Projects

Data engineering projects demonstrating end-to-end pipelines, cloud warehousing, and database optimization

Projects In Development

Urban Mobility & Transportation Optimizer

Status: In Progress

Technologies: Python, Apache Airflow, PostgreSQL, AWS S3, Docker, Pandas, SQL

Building an end-to-end real-time data pipeline that processes live transportation data to help optimize commute decisions. The system integrates multiple data sources including public transit GPS locations, bike-share availability APIs, and weather data through a Lambda Architecture combining both streaming and batch processing layers.

Implementing Apache Kafka for real-time event streaming to capture live vehicle positions and availability updates every 30 seconds. The pipeline processes geospatial data to calculate optimal routes, predict delays using machine learning models, and provide real-time recommendations. Apache Airflow orchestrates daily batch jobs for historical pattern analysis, ML model retraining, and data warehouse updates.

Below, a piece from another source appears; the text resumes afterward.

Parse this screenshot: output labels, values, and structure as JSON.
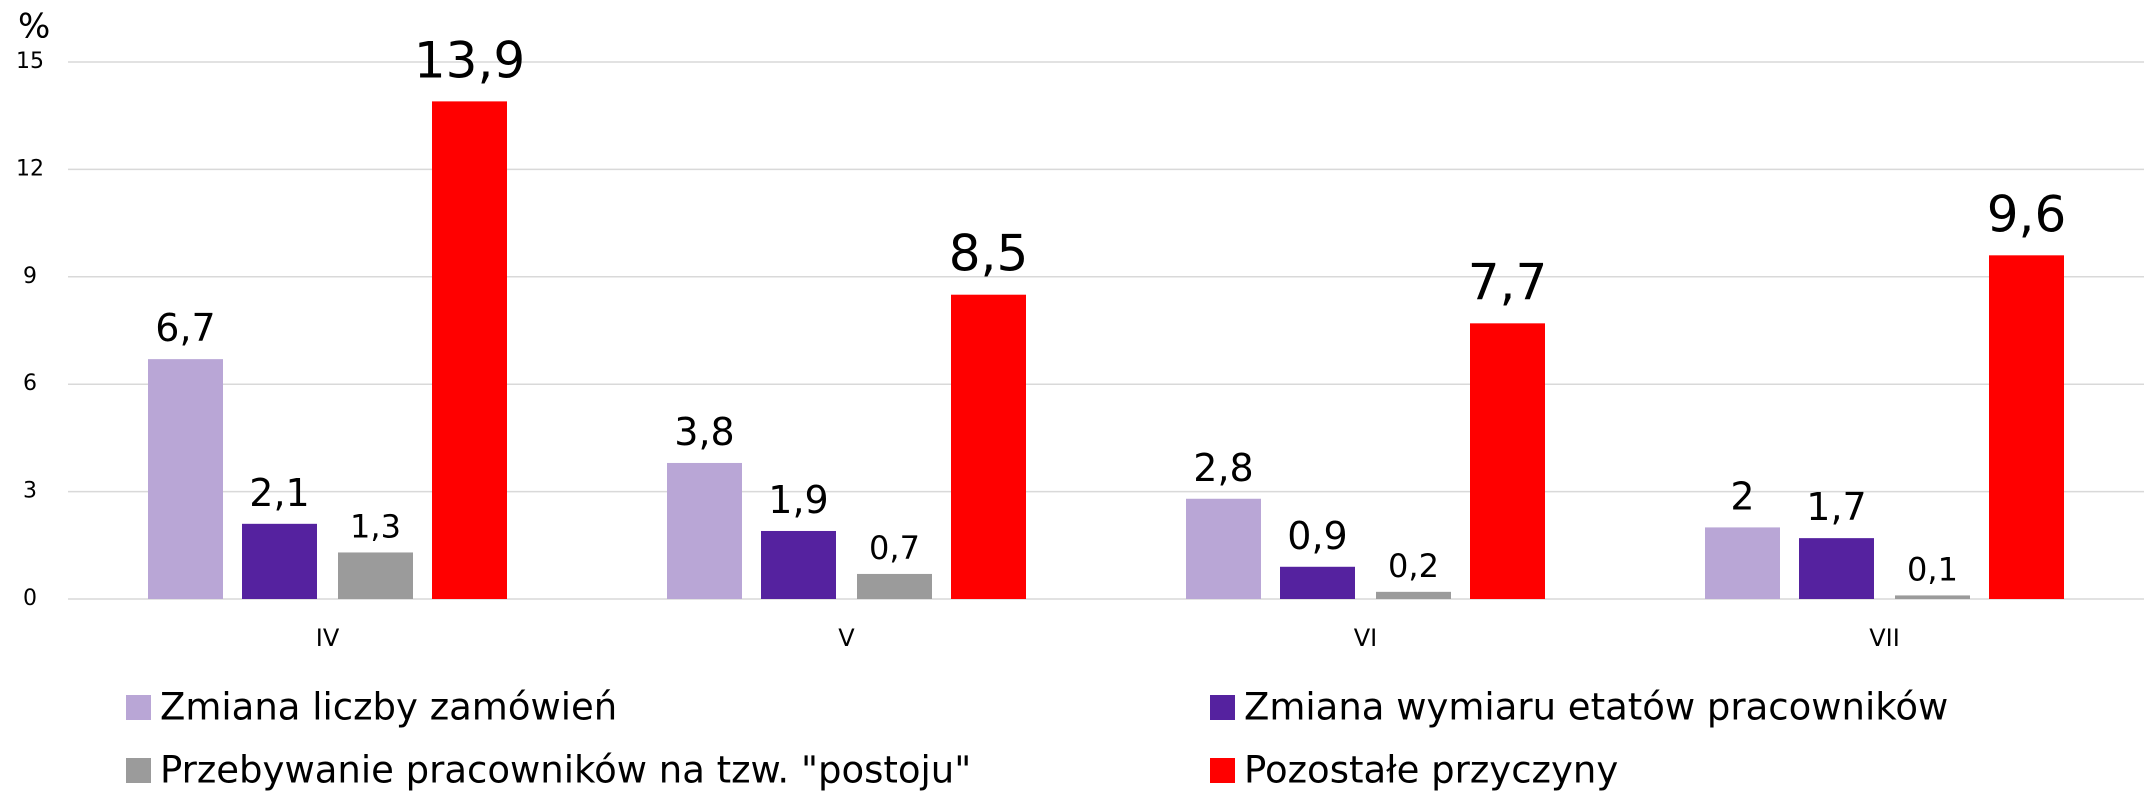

The system features a multi-layered storage architecture: PostgreSQL for operational data (current vehicle states), S3 data lake for raw event storage, and Snowflake for analytical queries on historical patterns. Includes comprehensive monitoring, data quality validation, and an interactive Streamlit dashboard displaying live transportation status with predictive delay alerts and multimodal route recommendations.

Current Status: In early development phase - setting up Kafka infrastructure and integrating initial data sources.

Database Performance Optimization Study

Status: Planned

Technologies: PostgreSQL, ClickHouse, Python, Docker, Jupyter Notebooks, TPC-H Benchmark

Planning a comprehensive performance comparison of row-based (PostgreSQL) and columnar (ClickHouse) database architectures for analytics workloads using the industry-standard TPC-H benchmark dataset. The study will systematically evaluate query performance, storage efficiency, compression ratios, and memory utilization across different data scales ranging from 1GB to 100GB.

Will test multiple optimization techniques including indexing strategies (B-tree, hash, bloom filters), partitioning schemes (range, list, hash), compression algorithms, and query tuning approaches. The research will measure performance across various analytical query patterns such as aggregations, joins, time-series analysis, and complex multi-table queries. Results will be documented with detailed execution plans, performance metrics, and recommendations for when to use each database architecture.

Current Status: Research design and methodology in development. Setting up Docker environments for both databases and preparing TPC-H data generation scripts. Benchmarking framework and detailed results will be published upon completion.